SANTIAGO (Reuters) - Economies in Latin America and the Caribbean are expected to grow by 2.4% in 2025, driven by domestic consumption but tempered by a risk of worsening global geopolitical and trade tensions, the United Nations said on Wednesday.
The UN's Economic Commission for Latin America and the Caribbean (ECLAC) raised the projection from 2.3% in August but said its estimate for the region would maintain a "low growth trajectory."
The report said private consumption would be the main driver for growth in the region, similar to 2024 but "with a more moderate expansion."
ECLAC also revised its regional growth forecast for this year to 2.2%, up from 1.8% in August.
Employment is expected to continue to grow slightly in 2025, despite a weak labor force participation rate compared to pre-pandemic levels and persistent gender inequality.
The agency said the main risks to the region's economies would be intensifying geopolitical and trade tensions that could affect the price of raw materials, as well as complicating shipping routes and transport logistics.

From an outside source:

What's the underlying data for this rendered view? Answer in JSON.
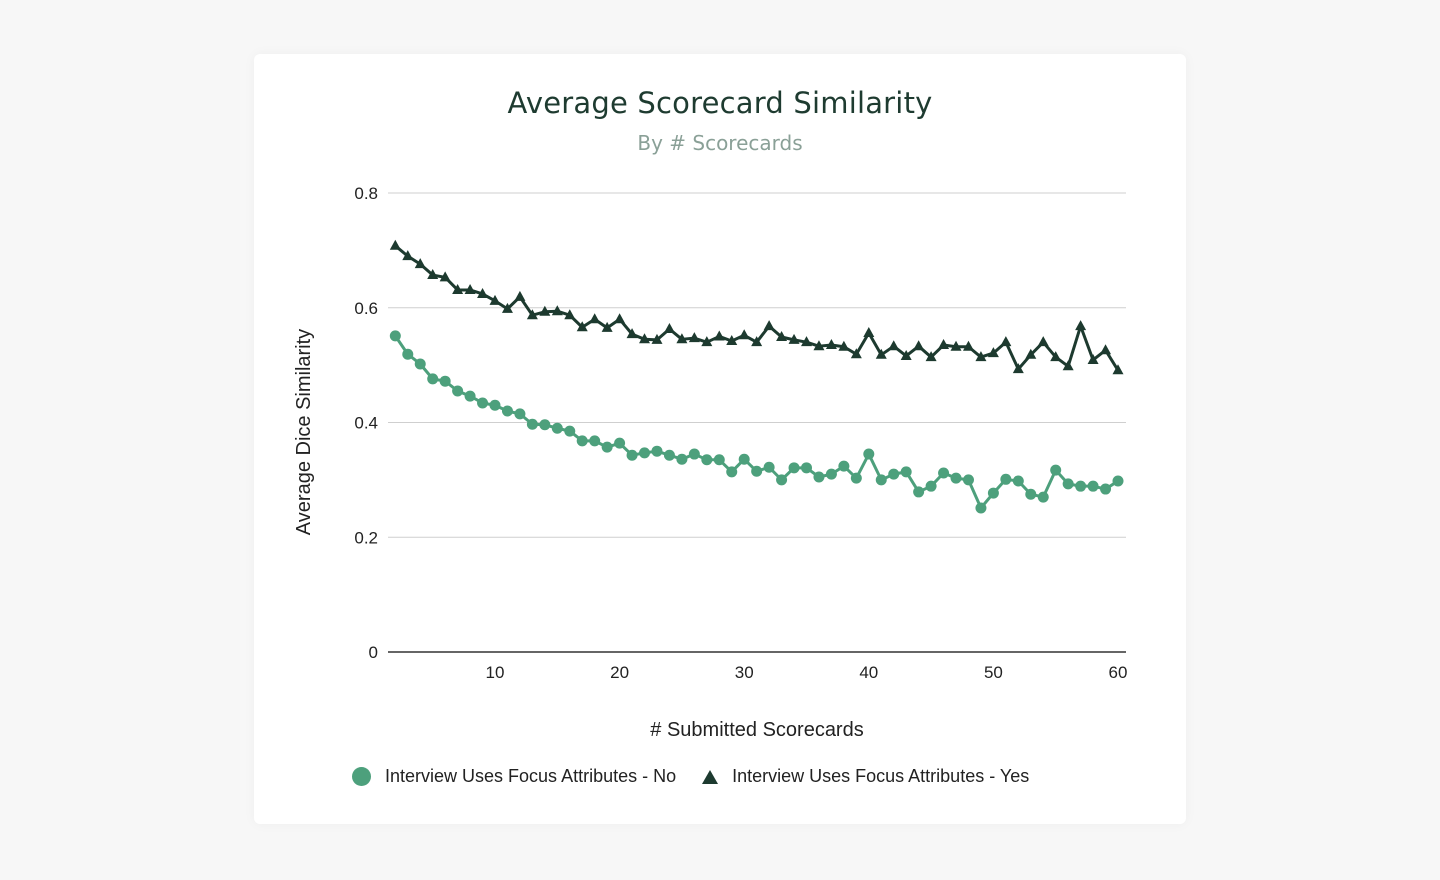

ECLAC projected that gross domestic product (GDP) in Latin America's largest economy, Brazil, would grow by 2.3% in 2025, while Mexico's would grow by 1.2%, and Argentina's is seen growing by 4.3%.
Countries in Latin America and the Caribbean are on a downward trend in inflation, which, combined with monetary easing in the United States, has allowed rate-setters to reduce interest rates in a "heterogeneous and cautious" manner, it said.
ECLAC stressed that the outlook for investment in the coming years remains discouraging amid weak public spending.
"Gross fixed capital formation is expected to continue to contract, which calls into question its role in sustaining medium- and long-term growth in the region's economies," the report said.
On the other hand, exports and imports of goods and services are expected to recover in 2025 compared to 2024.